How important is the sound of a race car? (Zak Mauger / LAT Images Photo)
How important is the sound of a race car? (Zak Mauger / LAT Images Photo)

ARGABRIGHT: Without Sound, Is There Fury?

INDIANAPOLIS — Without sound, will there still be fury?

Electric cars are coming; it appears inevitable that the automotive world is going to transition from internal combustion power to electric. Several major automotive manufacturers — Ford, GM and others — have announced their plans to offer only electric cars and trucks within 15 years.

Would I have an electric vehicle as my daily driver? Sure, if it made financial sense and I enjoyed the driving experience. But would I be interested in watching electric cars race? That’s an entirely different matter.

The sound of fuel detonating in a cylinder has been a key part of the racing experience since the beginning. Everybody — and I mean everybody — in motorsports can relate to the visceral experience of being surrounded by roaring, screaming race cars.

Electric motors will generate none of that sound.

I’m a big believer in “never say never.” But I’ve got to be honest: Racing without the roar is probably going to feel hollow and empty.

Imagine watching two Top Fuel (won’t they have to change the name?) dragsters launch without shaking the earth.

Imagine watching the Little 500 and carrying on a conversation with the guy alongside without having to raise your voice.

Imagine sitting in the first turn for the opening lap of the Indianapolis 500 and hearing only tires squealing as the cars pass by.

Imagine the field of the Knoxville Nationals coming to the green and hearing only the “whoosh” of air passing over the cars.

Imagine an in-car TV ride in a NASCAR Cup Series car with no engine sound, only … motion and silence.

Any of us who were exposed to racing as children from the 1950s through the 1990s experienced significant evolution along the way. Electronic ignition, tires, aerodynamics, safety equipment, shocks and suspension improvements … certainly all changed the sport, but the physical and emotional experience was largely the same as before.
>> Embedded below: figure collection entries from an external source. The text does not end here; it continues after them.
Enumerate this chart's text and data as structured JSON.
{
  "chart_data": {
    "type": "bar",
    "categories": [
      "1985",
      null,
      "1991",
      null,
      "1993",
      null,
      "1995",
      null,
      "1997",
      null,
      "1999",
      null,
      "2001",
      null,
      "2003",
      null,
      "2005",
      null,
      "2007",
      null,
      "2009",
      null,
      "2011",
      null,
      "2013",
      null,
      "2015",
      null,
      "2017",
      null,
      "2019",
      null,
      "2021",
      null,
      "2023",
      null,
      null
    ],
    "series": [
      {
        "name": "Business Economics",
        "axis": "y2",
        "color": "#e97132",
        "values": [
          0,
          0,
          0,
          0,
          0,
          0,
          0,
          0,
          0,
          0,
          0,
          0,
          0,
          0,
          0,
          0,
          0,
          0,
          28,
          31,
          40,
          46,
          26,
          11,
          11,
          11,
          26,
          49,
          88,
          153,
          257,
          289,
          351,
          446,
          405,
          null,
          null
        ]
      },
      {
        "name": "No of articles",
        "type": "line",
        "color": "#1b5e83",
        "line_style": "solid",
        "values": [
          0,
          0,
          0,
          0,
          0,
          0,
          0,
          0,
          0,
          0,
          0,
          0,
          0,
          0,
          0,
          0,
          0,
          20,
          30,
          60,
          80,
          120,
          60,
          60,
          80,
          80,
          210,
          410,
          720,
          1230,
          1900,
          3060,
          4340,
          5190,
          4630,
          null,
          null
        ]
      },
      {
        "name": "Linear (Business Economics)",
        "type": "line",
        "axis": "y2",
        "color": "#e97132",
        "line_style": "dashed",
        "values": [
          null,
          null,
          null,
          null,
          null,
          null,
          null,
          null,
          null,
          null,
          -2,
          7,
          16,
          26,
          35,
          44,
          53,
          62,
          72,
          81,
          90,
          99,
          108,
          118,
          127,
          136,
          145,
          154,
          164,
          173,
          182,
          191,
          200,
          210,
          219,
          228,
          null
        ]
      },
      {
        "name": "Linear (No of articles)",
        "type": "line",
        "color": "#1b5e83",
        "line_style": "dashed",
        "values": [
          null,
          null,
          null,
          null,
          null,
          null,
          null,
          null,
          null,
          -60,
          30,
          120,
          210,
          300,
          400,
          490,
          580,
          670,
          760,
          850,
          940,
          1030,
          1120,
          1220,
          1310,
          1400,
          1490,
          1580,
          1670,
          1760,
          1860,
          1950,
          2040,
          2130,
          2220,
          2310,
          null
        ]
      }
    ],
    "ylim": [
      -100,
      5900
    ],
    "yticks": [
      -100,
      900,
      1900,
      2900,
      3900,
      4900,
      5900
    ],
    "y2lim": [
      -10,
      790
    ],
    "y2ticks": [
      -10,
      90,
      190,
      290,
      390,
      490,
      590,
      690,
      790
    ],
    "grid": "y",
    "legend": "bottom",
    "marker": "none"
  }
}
The electric revolution will be different. Nothing the sport has ever experienced — and we’re looking back at more than a century of history — will impact motorsports like the profoundly different experience of internal combustion engines as compared to electric motors.

Many will argue that the transition to electric power is inevitable and they are probably right. But it’s not difficult for motorsports people to view the future with a sense of apprehension.

This isn’t just a concern for more senior fans; younger people, too, have a strong affection for the sound of fuel being burned. The first thing today’s teens do with their import tuner car is … change the muffler to something loud. It’s obvious that sound is still a key part of the motoring experience — even for a kid born in 2005.

Right now, electric vehicles are racing primarily against each other. It isn’t going to be long, however, before every form of American motorsports will be confronted with somebody who wants to compete against traditional cars with an electric entry. Electric race cars are coming, probably sooner rather than later.

When that change comes, will all the traditional racers, builders and fans come along? Will they be willing to work and compete and follow along with silent race cars?

Earlier this year, legendary drag racer Chris Karamesines was interviewed about his decision to step away from competitive drag racing at the age of 89 (or 92, depending on the source). “The Greek” has continued to drive NHRA Top Fuel dragsters at 300-plus mph some 30 years beyond most other mortals, a truly amazing and unmatched feat.

Karamesines was asked his opinion of electric dragsters. He didn’t miss a beat with his reply.

“That’s for the young people,” he said. “If they like cars like that, go for it.”

Yes, that’s it. If you like cars like that, go for it. As for me, I think I’ll just sit here and revel in that roar until it isn’t there anymore.